Perhaps no Christmas was more pleasant in the span of the Prophet’s lifetime than his last earthly celebration on December 25, 1843, in Nauvoo (fig. 1). All the ingredients of what might be regarded as a traditional observance of that day were present. Joseph and Emma had just occupied the hospitable quarters of the newly constructed Mansion House. In the early morning hours, the household was awakened to harmonious strains of beautiful music. The Prophet recorded:

This morning, about one o’clock, I was aroused by an English sister, Lettice Rushton, widow of Richard Rushton, Senior,19 (who ten years ago, lost her sight,) accompanied by three of her sons, with their wives, and her two daughters, with their husbands, and several of her neighbors, singing, “Mortals, awake! with angels join,” &c., which caused a thrill of pleasure to run through my soul. All of my family and boarders arose to hear the serenade, and I felt to thank my Heavenly Father for their visit, and blessed them in the name of the Lord. They also visited my brother Hyrum, who was awakened from his sleep. He arose and went out of doors. He shook hands with and blessed each one of them in the name of the Lord, and said that he thought at first that a cohort of angels had come to visit him, it was such heavenly music to him . . .
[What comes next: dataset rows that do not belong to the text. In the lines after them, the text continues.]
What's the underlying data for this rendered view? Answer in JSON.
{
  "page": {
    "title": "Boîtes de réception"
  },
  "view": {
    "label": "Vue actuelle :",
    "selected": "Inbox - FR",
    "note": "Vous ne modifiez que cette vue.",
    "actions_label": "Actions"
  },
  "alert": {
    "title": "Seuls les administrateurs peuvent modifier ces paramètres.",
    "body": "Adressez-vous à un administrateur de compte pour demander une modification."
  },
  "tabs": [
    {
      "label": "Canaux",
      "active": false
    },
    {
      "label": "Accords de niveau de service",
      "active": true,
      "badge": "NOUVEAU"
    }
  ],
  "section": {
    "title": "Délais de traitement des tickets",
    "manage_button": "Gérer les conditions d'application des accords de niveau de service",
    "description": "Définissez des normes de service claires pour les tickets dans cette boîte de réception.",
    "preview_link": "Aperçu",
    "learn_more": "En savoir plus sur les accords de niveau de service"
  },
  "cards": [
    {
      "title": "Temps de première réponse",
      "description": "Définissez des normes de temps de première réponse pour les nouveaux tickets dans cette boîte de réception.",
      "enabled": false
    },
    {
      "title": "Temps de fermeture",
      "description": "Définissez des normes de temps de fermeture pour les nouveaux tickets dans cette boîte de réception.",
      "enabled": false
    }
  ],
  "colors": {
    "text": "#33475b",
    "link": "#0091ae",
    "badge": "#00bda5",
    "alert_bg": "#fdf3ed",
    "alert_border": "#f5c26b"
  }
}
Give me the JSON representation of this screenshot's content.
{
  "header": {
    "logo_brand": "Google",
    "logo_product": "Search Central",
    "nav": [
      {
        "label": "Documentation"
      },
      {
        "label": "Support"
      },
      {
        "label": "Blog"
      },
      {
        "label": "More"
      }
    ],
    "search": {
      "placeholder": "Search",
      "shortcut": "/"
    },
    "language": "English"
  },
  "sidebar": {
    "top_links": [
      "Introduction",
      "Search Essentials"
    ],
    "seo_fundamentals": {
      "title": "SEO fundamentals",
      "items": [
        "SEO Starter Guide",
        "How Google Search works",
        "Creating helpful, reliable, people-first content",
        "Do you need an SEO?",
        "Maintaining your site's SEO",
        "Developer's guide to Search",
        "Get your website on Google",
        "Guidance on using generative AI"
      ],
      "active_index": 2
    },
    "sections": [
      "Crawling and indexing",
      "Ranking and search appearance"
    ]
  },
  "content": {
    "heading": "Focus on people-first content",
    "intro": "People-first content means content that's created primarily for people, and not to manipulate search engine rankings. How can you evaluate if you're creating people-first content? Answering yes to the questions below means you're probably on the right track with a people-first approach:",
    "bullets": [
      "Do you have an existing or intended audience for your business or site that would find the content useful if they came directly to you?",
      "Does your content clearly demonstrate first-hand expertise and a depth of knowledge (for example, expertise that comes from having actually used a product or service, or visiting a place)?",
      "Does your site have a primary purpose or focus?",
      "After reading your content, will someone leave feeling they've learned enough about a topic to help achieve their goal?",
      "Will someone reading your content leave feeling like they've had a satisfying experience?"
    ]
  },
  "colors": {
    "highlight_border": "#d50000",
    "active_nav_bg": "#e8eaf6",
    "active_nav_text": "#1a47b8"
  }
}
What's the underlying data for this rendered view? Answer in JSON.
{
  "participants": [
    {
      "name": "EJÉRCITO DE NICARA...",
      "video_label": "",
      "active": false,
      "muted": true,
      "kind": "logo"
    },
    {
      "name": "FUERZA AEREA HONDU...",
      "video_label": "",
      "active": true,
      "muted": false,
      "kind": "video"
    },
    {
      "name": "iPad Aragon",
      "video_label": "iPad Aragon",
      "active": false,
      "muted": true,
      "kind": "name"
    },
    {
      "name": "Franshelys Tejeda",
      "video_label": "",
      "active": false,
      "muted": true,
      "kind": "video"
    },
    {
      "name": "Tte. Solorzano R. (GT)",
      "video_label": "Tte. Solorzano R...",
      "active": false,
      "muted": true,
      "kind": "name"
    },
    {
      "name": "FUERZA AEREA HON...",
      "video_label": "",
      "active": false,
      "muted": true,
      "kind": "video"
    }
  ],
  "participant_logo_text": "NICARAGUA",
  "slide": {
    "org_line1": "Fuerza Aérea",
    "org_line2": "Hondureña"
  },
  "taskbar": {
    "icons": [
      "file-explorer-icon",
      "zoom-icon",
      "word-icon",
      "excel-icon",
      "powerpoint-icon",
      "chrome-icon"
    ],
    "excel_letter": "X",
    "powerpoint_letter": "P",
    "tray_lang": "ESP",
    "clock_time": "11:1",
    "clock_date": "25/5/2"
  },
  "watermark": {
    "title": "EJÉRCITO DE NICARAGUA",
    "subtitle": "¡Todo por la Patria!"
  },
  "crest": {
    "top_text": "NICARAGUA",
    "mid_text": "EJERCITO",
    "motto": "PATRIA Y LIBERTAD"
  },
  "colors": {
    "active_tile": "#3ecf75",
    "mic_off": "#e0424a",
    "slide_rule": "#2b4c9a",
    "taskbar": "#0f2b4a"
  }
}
At two o’clock [p.m.], about fifty couples sat down at my table to dine. . . .

A large party supped at my house, and spent the evening in music, dancing, &c., in a most cheerful and friendly manner. During the festivities, a man with his hair long and falling over his shoulders, and apparently drunk, came in and acted like a Missourian. I requested the captain of the police to put him out of doors. A scuffle ensued, and I had the opportunity to look him full in the face, when, to my great surprise and joy untold, I discovered it was my long-tried, warm, but cruelly persecuted friend, Orrin Porter Rockwell, just arrived from nearly a year’s imprisonment, without conviction, in Missouri.20

This rare, yet unexpected gift closed the activities of a beautiful Christmas Day. The Prophet must have felt all the warmth engendered by a lasting friendship between the two, which had spanned the years from the earliest days of the Restoration in New York. Joseph wrote the following day, December 26, “I rejoiced that Rockwell had returned from the clutches of Missouri, and that God had delivered him out of their hands.”21

Joseph was not privileged to see another Christmas season. Enemies from within and without the Church deemed otherwise. Even as he contemplated the new year and prospects of his 1844 U.S. presidential candidacy “for conscience sake,” the Prophet’s antagonists planned his destruction. He and his brother Hyrum were mortally wounded at Carthage Jail on June 27, 1844.